Johann Chapoutot passe successivement en revue la façon dont l’espace public est investi par les discours du Fuhrer qui exalte, métaphore biologique à l’appui, ce « discours mythique converti en vérité scientifique », par l’architecture néo-romaine (routes et aqueducs), les nus grecs, idéal esthétique de l’Aryen. Les jeux olympiques de 1936 étant évidemment un moment fort de cette propagande, avec le parcours de la flamme d’Olympie jusqu’à Berlin, une innovation qui souligne que la plus haute civilisation qui ait jamais existé « émigrée autrefois en Méditerranée…dans le sillage de la flamme regagne sa matrice septentrionale ». Les peuples aryens de l’Antiquité servent donc d’inspiration et de modèles, légitimant du même coup les annexions territoriales à venir. Sparte en particulier est mobilisée, via de surcroît la référence à Platon et à sa « théorie des trois races », pour offrir le modèle d’une société et d’un homme nouveau. Rome enfin, l’Imperium romain, symbole et archétype d’une conquête militaire sans exemple, est un défi à relever, dans une rêverie sur le passé-« Rome préfigure le Reich »- inspirée de « l’histoire monumentale » de Nietzsche. Enfin, dans un paysage qui fait surgir les figures honnies, Socrate, « le social-démocrate de l’Antiquité », Saint Paul le juif, un « commissaire politique », le Reich succède à Athènes et à Rome dans ce combat racial millénaire, où il fait face aux mêmes ennemis et aux mêmes péril, celui de l’extinction ; la référence à l’Antiquité se fait ici avertissement, prophétie : Rome n’est pas allée au bout de son « Carthago delenda est » : mal lui en a pris ; expression d’un métissage coupable, la nouvelle Rome, avec son empereur africain Caracalla, dégénère en idéal universaliste ; et avec l’héllénisme, mélangés et mêles les grecs ne sont plus grecs : dans « le grand maelstrom des races », sous influence asiatique et sémitique, dégénère « l’esprit apollinien nordique ». Il ne reste plus qu’à mourir en beauté…
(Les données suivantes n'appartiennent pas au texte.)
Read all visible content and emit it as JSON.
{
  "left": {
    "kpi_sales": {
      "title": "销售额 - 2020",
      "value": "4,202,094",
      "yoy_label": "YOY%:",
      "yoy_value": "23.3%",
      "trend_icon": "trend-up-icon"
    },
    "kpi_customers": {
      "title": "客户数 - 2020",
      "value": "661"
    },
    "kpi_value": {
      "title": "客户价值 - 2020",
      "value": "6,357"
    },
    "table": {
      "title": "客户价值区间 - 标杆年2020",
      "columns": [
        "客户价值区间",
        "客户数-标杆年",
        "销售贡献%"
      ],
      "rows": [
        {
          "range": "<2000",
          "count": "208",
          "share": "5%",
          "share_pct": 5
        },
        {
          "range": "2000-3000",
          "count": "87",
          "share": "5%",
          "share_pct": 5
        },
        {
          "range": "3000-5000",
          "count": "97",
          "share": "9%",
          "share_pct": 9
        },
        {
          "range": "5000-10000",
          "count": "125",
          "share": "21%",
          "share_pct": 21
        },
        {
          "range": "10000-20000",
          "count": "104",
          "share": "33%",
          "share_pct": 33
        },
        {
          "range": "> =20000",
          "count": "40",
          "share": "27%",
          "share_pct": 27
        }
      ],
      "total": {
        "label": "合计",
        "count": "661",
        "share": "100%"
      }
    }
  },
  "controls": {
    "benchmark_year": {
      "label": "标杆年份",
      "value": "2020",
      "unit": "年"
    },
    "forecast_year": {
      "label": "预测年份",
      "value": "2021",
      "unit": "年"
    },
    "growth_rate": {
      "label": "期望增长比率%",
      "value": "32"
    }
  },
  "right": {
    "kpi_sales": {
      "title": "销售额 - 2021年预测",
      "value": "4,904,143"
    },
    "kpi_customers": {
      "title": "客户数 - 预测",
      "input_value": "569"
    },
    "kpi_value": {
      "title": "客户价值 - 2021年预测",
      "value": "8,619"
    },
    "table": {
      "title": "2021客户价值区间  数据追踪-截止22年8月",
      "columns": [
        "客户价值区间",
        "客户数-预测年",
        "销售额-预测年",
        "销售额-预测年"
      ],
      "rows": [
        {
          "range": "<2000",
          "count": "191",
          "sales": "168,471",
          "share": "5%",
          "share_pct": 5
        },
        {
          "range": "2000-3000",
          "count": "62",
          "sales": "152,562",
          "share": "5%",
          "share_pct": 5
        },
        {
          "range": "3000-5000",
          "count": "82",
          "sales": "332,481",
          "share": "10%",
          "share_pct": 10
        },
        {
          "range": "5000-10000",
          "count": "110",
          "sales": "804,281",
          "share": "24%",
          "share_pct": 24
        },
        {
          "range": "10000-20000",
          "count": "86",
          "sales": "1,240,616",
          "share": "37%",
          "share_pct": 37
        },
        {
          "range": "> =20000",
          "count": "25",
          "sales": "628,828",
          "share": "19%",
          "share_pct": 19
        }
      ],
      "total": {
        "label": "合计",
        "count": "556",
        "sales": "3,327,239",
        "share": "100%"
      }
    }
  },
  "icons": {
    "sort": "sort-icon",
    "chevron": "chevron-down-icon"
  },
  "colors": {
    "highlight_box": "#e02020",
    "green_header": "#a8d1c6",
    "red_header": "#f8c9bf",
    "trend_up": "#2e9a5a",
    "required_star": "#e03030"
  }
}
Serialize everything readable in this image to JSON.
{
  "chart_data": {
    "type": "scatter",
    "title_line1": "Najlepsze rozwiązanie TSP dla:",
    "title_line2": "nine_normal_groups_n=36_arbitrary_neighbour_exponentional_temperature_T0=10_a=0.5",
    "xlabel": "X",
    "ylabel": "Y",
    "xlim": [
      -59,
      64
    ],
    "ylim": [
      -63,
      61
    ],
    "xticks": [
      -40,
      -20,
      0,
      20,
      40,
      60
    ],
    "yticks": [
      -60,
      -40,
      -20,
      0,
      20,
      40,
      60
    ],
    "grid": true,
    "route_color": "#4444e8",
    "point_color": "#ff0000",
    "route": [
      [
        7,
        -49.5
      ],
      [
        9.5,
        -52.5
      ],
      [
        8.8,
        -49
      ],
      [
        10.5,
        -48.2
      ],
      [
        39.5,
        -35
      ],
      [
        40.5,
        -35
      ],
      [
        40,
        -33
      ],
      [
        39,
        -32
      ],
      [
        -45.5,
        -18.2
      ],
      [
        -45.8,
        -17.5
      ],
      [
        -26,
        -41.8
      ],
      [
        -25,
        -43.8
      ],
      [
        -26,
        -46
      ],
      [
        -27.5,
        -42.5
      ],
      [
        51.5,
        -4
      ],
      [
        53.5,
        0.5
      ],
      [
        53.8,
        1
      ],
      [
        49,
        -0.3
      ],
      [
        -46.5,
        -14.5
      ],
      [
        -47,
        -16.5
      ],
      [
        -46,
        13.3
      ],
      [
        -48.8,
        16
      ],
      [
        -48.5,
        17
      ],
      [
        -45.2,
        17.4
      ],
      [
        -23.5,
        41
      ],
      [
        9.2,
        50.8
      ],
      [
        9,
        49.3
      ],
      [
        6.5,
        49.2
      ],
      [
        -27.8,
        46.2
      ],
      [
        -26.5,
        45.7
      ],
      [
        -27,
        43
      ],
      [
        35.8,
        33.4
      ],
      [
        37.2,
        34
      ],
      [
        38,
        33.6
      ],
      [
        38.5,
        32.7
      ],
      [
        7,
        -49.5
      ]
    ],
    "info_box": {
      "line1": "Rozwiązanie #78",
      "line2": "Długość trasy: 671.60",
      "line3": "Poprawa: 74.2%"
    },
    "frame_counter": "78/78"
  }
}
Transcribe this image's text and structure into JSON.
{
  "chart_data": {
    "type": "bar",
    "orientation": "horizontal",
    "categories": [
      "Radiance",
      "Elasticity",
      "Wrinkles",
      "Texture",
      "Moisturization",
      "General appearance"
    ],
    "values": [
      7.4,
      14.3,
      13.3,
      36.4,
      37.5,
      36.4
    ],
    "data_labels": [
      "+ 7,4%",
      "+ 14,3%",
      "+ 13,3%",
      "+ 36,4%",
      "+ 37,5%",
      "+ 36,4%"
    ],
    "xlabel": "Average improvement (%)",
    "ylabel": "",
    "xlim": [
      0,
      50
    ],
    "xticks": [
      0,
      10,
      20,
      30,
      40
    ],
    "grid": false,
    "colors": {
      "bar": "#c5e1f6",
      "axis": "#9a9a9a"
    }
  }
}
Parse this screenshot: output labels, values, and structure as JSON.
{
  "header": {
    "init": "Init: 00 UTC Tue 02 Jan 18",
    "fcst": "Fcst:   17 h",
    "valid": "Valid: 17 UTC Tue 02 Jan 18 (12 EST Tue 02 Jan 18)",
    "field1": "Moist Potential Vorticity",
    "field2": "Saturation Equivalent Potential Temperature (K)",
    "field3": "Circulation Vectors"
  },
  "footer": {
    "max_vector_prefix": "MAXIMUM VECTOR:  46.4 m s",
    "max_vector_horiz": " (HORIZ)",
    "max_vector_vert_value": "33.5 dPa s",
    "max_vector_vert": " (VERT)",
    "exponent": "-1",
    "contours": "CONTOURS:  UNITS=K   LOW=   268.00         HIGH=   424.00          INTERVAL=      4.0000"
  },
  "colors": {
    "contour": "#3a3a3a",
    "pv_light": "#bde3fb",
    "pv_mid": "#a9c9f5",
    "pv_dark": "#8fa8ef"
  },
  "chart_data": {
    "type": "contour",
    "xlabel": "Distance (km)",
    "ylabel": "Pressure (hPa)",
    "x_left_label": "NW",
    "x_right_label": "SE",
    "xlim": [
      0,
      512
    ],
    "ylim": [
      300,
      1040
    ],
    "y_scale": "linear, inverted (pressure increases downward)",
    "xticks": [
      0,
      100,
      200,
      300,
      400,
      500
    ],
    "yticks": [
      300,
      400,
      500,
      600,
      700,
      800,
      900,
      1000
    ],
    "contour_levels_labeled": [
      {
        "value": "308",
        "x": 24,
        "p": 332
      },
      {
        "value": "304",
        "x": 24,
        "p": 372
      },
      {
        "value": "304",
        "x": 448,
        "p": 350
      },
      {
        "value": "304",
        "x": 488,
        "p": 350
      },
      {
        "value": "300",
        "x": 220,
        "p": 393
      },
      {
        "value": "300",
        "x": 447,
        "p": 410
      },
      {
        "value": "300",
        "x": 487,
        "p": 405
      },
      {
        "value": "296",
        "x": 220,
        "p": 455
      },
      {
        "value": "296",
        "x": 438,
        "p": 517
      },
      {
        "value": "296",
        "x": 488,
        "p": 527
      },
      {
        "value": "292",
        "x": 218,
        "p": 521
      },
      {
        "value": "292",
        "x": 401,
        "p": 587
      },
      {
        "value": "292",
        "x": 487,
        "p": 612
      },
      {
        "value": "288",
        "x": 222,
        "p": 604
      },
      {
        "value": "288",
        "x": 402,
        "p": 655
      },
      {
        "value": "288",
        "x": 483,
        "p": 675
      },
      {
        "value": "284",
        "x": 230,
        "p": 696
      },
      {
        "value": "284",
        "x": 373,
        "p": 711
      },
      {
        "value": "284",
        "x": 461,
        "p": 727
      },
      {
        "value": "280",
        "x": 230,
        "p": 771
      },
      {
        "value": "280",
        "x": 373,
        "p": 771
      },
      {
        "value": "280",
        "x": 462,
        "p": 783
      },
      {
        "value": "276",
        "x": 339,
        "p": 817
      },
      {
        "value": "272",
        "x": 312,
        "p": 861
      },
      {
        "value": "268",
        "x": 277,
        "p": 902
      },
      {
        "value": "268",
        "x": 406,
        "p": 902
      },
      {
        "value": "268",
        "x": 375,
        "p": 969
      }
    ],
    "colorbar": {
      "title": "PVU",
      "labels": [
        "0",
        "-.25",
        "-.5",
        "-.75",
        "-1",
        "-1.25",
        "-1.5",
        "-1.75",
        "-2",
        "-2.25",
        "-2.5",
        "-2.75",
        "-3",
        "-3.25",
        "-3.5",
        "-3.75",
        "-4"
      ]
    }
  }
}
Face à cette « affabulation qui frappe une Antiquité, réécrite, rééditée pour les besoins de l’idéologie », la conclusion de l’essai de Johnn Chapoutot invite à la démythification salubre de cette scénographie d’une histoire « mythopoiétique » qui fait fi du réel, de la complexité du réel, de la raison, immobilisée qu’elle est dans les « stases » de l’illusion.